A state court decision on partisan gerrymandering is what happened earlier this year, when the Democratic majority on the court tossed the 10-4 map Republicans drew. Every Republican on the court dissented against that ruling, saying it wasn’t a question courts should rule on at all.

If even just one of the two new Republicans on the courts takes the same approach, then the court is likely to rule against any challenge to the new maps.

In recent years, the court has frequently voted along pure party lines in political cases. Orr said there’s no reason to think that will change in the near future. While the current Democratic majority on the Supreme Court has been aggressive in striking down laws as unconstitutional, the Republican justices — Paul Newby, Tamara Barringer and Phil Berger Jr., the son of the N.C. Senate leader — have all dissented in all of the most high-profile cases.

“Certainly Chief Justice Newby’s approach has been to be hands-off with the General Assembly,” Orr said. “And then Justice Barringer is a former state senator. And Justice Berger’s father is his father.”
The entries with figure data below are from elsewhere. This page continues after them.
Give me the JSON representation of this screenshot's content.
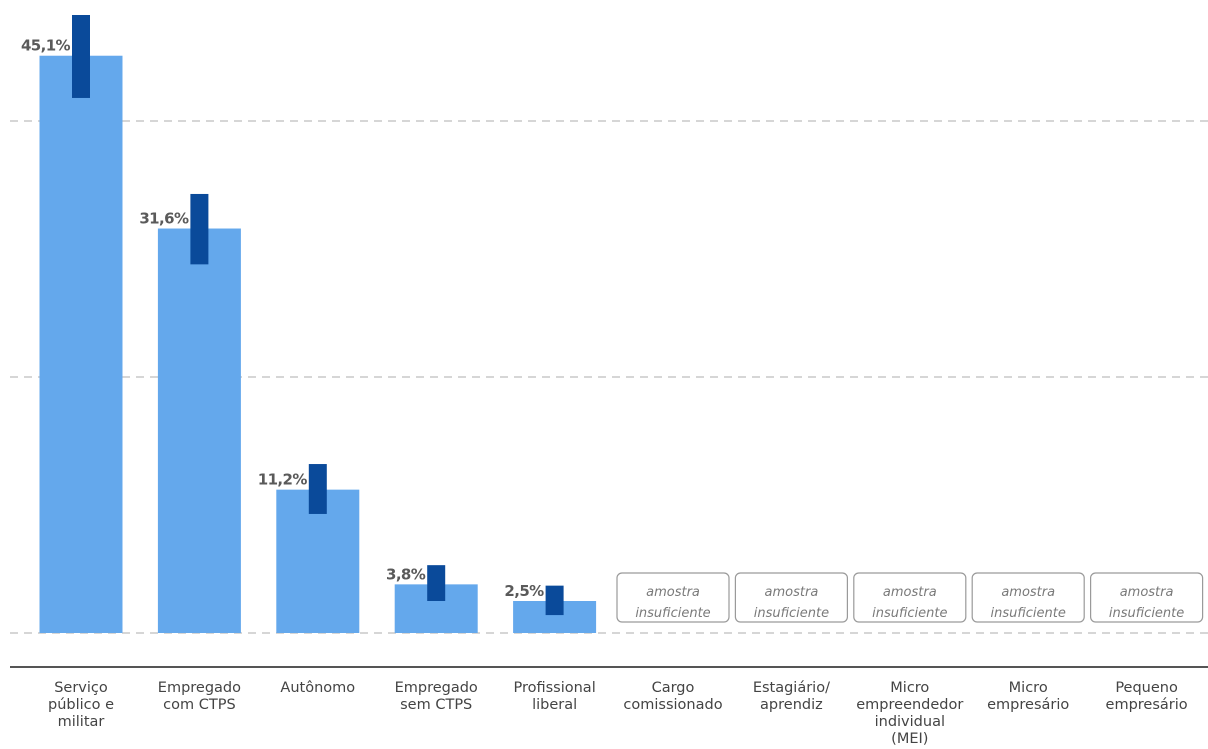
{
  "chart_data": {
    "type": "bar",
    "title": "",
    "xlabel": "",
    "ylabel": "",
    "ylim": [
      0,
      48
    ],
    "grid": true,
    "categories": [
      "Serviço público e militar",
      "Empregado com CTPS",
      "Autônomo",
      "Empregado sem CTPS",
      "Profissional liberal",
      "Cargo comissionado",
      "Estagiário/ aprendiz",
      "Micro empreendedor individual (MEI)",
      "Micro empresário",
      "Pequeno empresário"
    ],
    "category_label_lines": [
      [
        "Serviço",
        "público e",
        "militar"
      ],
      [
        "Empregado",
        "com CTPS"
      ],
      [
        "Autônomo"
      ],
      [
        "Empregado",
        "sem CTPS"
      ],
      [
        "Profissional",
        "liberal"
      ],
      [
        "Cargo",
        "comissionado"
      ],
      [
        "Estagiário/",
        "aprendiz"
      ],
      [
        "Micro",
        "empreendedor",
        "individual",
        "(MEI)"
      ],
      [
        "Micro",
        "empresário"
      ],
      [
        "Pequeno",
        "empresário"
      ]
    ],
    "values": [
      45.1,
      31.6,
      11.2,
      3.8,
      2.5,
      null,
      null,
      null,
      null,
      null
    ],
    "value_labels": [
      "45,1%",
      "31,6%",
      "11,2%",
      "3,8%",
      "2,5%",
      "",
      "",
      "",
      "",
      ""
    ],
    "error_ranges": [
      [
        41.8,
        48.3
      ],
      [
        28.8,
        34.3
      ],
      [
        9.3,
        13.2
      ],
      [
        2.5,
        5.3
      ],
      [
        1.4,
        3.7
      ],
      null,
      null,
      null,
      null,
      null
    ],
    "insufficient_sample_text": [
      "amostra",
      "insuficiente"
    ],
    "gridlines": [
      0,
      20,
      40
    ],
    "colors": {
      "bar": "#64a8ec",
      "error_bar": "#0a4a9a",
      "grid": "#d6d6d6",
      "axis": "#555555",
      "value_label": "#5a5a5a",
      "category_label": "#444444",
      "insufficient_border": "#9a9a9a",
      "insufficient_text": "#7a7a7a"
    }
  }
}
With two new Republican justices joining the court, it’s impossible to know exactly how they’ll vote in lawsuits that don’t even exist yet. But if one or both of Dietz and Allen vote the party line on redistricting, then whatever maps the legislature draws next year could be used in the 2024, 2026, 2028 and 2030 elections.

“Whatever maps they draw next year will likely be what we get for the rest of the decade,” Orr said.

Bitzer, however, cautioned that a map that looks like a 10-4 or 11-3 split in 2022 might not be the same in 2028 or 2030. He noted that the true political battlegrounds are no longer rural areas, like they were a decade or two ago. Now it’s the suburbs, which used to be reliably Republican but are shifting left as more people move to the metro areas.

“Now, the question long-term is, ‘Where is the growth in this state?” he said. “And it is not in rural North Carolina, unless something dramatic happens.”